Unfortunately, in the US things are a lot more complicated than here, because of the dual-level laws (state and federal), and the massively-powerful pro-firearms lobby. I'd love to see much stricter licencing across the board, but as long as organisations like the NRA are able to "bung" money to political candidates, it won't happen.
the actual specific analogy is irrelevant. does the enjoyment of a hobby, any hobby - hunting animals, shooting targets, synchronised-swimming-with-hand-grenades - trump public safety?

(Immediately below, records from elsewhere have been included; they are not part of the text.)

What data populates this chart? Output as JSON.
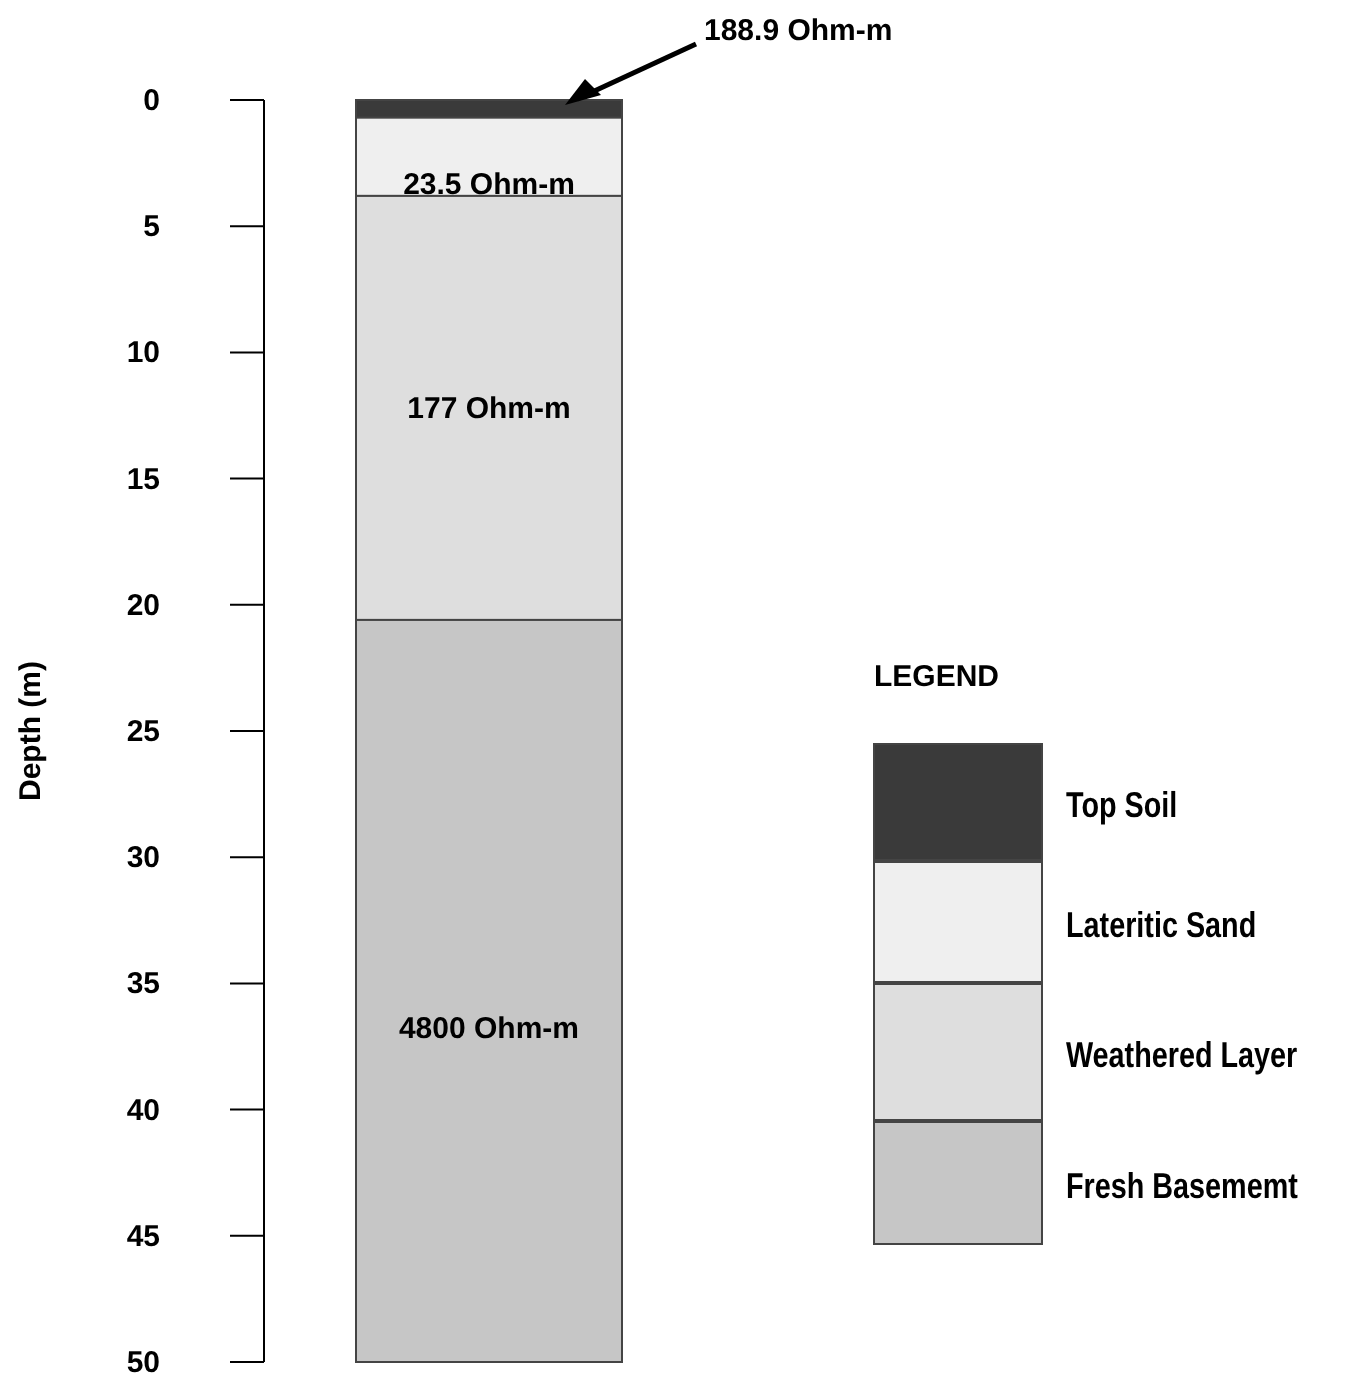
{
  "chart_data": {
    "type": "bar",
    "stacked": true,
    "categories": [
      null
    ],
    "ylabel": "Depth (m)",
    "ylim": [
      50,
      0
    ],
    "yticks": [
      0,
      5,
      10,
      15,
      20,
      25,
      30,
      35,
      40,
      45,
      50
    ],
    "tick_labels": "y",
    "grid": false,
    "legend": "right",
    "legend_title": "LEGEND",
    "series": [
      {
        "name": "Top Soil",
        "color": "#3a3a3a",
        "values": [
          0.7
        ]
      },
      {
        "name": "Lateritic Sand",
        "color": "#efefef",
        "values": [
          3.1
        ]
      },
      {
        "name": "Weathered Layer",
        "color": "#dedede",
        "values": [
          16.8
        ]
      },
      {
        "name": "Fresh Basememt",
        "color": "#c6c6c6",
        "values": [
          29.4
        ]
      }
    ],
    "annotations": [
      "188.9 Ohm-m",
      "23.5 Ohm-m",
      "177 Ohm-m",
      "4800 Ohm-m"
    ]
  }
}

People like hunting, they like target shooting... other people like driving cars at 200mph. tough.
 
I have a friend gave up trying to convince his licenceing person that 7.62mm nato and .308 are interchangeable and accepted the extra 1000 rounds he could keep :facepalm:

Sussex advertised for someone to do firearms licenceing work no knowledge of firearms was neccesarry:eek:

Yep, a lot of it about. I still get pissed off when the media talk bollocks about firearms, 'cos it's not like it's the hardest thing in the world to do a tiny bit of research!
 
the actual specific analogy is irrelevant. does the enjoyment of a hobby, any hobby - hunting animals, shooting targets, synchronised-swimming-with-hand-grenades - trump public safety?

People like hunting, they like target shooting... other people like driving cars at 200mph. tough.

As I thought I'd made clear, I favour public safety every time.